Many of those hostile to the Syrian regime and who support the popular revolt against it - now entering its tenth month - thought that the Islamic Republic of Iran, the Assad regime’s strategic ally, would be incapable of helping it to effectively overcome its isolation in the Arab world and the international sanctions imposed against it. The logic behind this assumption rests on two premises: First, the absence of any geographical border between the two countries which could facilitate the provisioning of the Syrian regime, as needed, with aid to its financial, military, human, economic, and oil sectors. Second, the volatile relationship between Bashar al-Assad’s regime and post-Saddam Hussein Iraq, despite the many things they have in common.
The [Syrian-Iraqi] relationship has been marred by periods of back-and-forth political accusations and criticism. The regime established in Iraq after the fall of Saddam and [under] American occupation held Syria responsible for many of the destructive, terrorist acts that greatly harmed Iraq’s regime and all segments of its population - and therefore also the country’s political stability and security.
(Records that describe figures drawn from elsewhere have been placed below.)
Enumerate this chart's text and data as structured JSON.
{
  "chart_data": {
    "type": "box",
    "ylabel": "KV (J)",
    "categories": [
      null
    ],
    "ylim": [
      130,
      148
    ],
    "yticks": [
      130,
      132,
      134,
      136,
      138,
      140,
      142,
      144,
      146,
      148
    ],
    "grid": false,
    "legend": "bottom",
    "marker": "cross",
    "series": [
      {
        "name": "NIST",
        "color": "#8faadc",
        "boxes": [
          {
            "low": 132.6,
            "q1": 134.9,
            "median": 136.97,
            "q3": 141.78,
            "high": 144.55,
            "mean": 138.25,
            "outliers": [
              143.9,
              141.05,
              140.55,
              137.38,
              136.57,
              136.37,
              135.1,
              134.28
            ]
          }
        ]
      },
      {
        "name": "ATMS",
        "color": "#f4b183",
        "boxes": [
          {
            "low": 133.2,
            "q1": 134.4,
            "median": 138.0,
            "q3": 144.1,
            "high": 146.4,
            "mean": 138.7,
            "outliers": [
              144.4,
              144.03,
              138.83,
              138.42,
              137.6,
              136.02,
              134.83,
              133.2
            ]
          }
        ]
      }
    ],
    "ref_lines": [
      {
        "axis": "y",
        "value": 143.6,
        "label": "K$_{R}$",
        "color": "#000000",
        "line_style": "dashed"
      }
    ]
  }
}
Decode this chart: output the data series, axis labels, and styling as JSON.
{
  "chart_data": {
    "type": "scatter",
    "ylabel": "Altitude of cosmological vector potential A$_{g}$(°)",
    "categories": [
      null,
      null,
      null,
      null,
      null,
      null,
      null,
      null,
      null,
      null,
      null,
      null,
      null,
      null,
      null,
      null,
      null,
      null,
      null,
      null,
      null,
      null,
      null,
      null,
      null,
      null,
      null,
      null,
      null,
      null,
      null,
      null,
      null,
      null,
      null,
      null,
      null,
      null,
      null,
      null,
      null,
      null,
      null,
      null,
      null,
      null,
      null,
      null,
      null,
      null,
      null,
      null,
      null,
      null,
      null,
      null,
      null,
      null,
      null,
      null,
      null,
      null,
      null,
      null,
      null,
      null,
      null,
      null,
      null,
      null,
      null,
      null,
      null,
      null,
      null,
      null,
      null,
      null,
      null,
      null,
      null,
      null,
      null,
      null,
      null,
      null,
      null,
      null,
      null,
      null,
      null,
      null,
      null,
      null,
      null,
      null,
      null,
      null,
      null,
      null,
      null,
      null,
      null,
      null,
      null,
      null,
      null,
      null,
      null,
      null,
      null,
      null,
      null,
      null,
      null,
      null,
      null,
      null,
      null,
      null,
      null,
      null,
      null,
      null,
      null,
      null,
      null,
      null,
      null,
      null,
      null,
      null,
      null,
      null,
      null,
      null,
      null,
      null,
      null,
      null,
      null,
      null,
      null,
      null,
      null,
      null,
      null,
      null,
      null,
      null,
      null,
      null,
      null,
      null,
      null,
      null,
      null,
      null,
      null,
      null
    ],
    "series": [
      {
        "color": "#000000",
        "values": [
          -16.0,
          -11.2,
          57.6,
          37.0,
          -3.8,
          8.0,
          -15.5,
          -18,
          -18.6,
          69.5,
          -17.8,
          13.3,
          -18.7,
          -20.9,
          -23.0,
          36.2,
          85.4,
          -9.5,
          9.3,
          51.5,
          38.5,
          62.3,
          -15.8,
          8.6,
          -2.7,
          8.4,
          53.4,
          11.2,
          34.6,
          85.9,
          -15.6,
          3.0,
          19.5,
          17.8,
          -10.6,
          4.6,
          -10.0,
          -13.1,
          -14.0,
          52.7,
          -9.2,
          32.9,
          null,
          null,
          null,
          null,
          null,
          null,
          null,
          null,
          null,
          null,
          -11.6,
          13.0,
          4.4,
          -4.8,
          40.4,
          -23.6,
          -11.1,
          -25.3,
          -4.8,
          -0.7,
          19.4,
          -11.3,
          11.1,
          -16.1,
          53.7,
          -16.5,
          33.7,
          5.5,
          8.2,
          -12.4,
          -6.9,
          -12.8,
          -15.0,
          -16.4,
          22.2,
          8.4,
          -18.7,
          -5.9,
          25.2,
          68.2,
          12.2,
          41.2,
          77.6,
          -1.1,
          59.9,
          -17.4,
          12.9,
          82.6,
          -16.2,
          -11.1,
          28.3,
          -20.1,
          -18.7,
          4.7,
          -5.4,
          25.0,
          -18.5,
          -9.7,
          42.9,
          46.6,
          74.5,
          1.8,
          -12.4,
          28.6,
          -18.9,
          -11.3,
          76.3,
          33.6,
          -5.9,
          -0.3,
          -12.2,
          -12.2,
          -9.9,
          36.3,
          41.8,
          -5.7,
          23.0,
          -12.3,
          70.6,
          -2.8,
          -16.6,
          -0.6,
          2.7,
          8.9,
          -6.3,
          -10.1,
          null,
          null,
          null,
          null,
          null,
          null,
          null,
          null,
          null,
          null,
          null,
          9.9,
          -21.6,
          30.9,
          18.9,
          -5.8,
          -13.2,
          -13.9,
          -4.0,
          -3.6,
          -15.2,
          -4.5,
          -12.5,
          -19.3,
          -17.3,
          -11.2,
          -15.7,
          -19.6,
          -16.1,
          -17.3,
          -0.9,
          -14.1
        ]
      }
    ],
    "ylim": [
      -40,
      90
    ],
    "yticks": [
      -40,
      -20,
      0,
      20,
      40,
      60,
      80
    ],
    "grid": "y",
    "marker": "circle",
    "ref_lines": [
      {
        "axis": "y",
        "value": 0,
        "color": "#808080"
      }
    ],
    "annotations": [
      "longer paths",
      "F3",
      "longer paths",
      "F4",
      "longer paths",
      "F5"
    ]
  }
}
This [was so] despite periods, albeit rare, of tranquility in the relationship between Baghdad and Damascus, which was in many cases the result of shared interests between the Syrian regime and some factions of the “new” Iraqi regime. [These periods of tranquility] were also imposed by the interests of Iran which, according to Arabs and foreigners “in the know,” possesses a great deal of influence inside Iraq - especially within the country’s Shiite circles.
And yet, none of this refutes a certain fact that experts on the Syrian-Iraqi relationship post-Saddam know very well: that the periods of discord have been fewer than the periods of accord. Nor does it negate another truth: that the relationship between Syria and Iraq during Saddam’s reign was non-existent and generally characterized by animosity, with each country seeking to “harm” the other’s security whenever domestic conditions in either country required it - despite both regimes being Ba’athist. Furthermore, the relationship between these two brotherly and neighboring countries which form the beating heart of the Arab Nation - and whose alliance would give Arabs the strength to confront foreign meddling, whether regional or international - was not a friendly one even before their respective Ba’ath parties came to rule. The reasons for this were varied, and included the competition over which country would lead the Arabs, and the fear that one would come to control the other. This was in addition to a variety of foreign influences that never favored any real, serious, stable and long term accord between them.
In this context, experts with knowledge of Iraqi current affairs point out that the Iraqi people, or some of them (it might be better to describe the components of the Iraqi people as peoples, akin to what is the norm in Lebanon), hold Bashar al-Assad’s regime in Syria responsible for the deteriorated security situation in their country following Saddam’s fall and the occupation. It is responsible for bringing into their country terrorist elements from Lebanon, Jordan and Turkey. It also harbored and trained them as it harbored a “leader” of the Iraqi Ba’athists and opponent of the occupation and the regime, Yunis al-Ahmad, helping him and other Ba’athists to continue on with their resistance. Does all of this permit that Iraq and Syria would now suddenly become allies? Of course not; for what is buried in the hearts remains there, only to emerge when intentionally provoked in the interests of regional powers.
In any case, the same experts say that talk about Iraq now helping the Syrian regime is greatly exaggerated, for no monetary aid is being offered, and only Iran is capable of offering such help. This is because Iran possesses capital and accounts that fall outside the jurisdiction of state institutions and therefore can be disposed of by the regime as it sees fit. Iraq has, however, opened its markets to Syrian trade and begun implementing previously agreed-upon economic treaties, which helps to alleviate the effects of the sanctions imposed upon Syria. The credit for this goes to Iran, which wants to maintain an open geographical channel to Syria through Iraq in order to achieve its well-known regional plans, and above all, to prevent the fall of the Syrian regime. Iran cannot or is perhaps unwilling to save the Syrian regime through military force because doing so might jeopardize its own existence - and more specifically, that of the Islamic regime that rules it.
Enough about the relationship between Iraq and Syria; let us turn to developments on Iraq’s domestic political scene. Experts in Iraqi affairs express fear that the security situation there could get worse, sparking a resumption of the civil war. They also say that Supreme Ayatollah Sistani is not pleased with what is happening. He holds all politicians and officials responsible for the current deterioration of affairs, which explains his refusal to meet with any of them for some time now. The same experts further state that Sistani possesses both a vision and expectations for the future of Iraq, which he may soon begin working towards.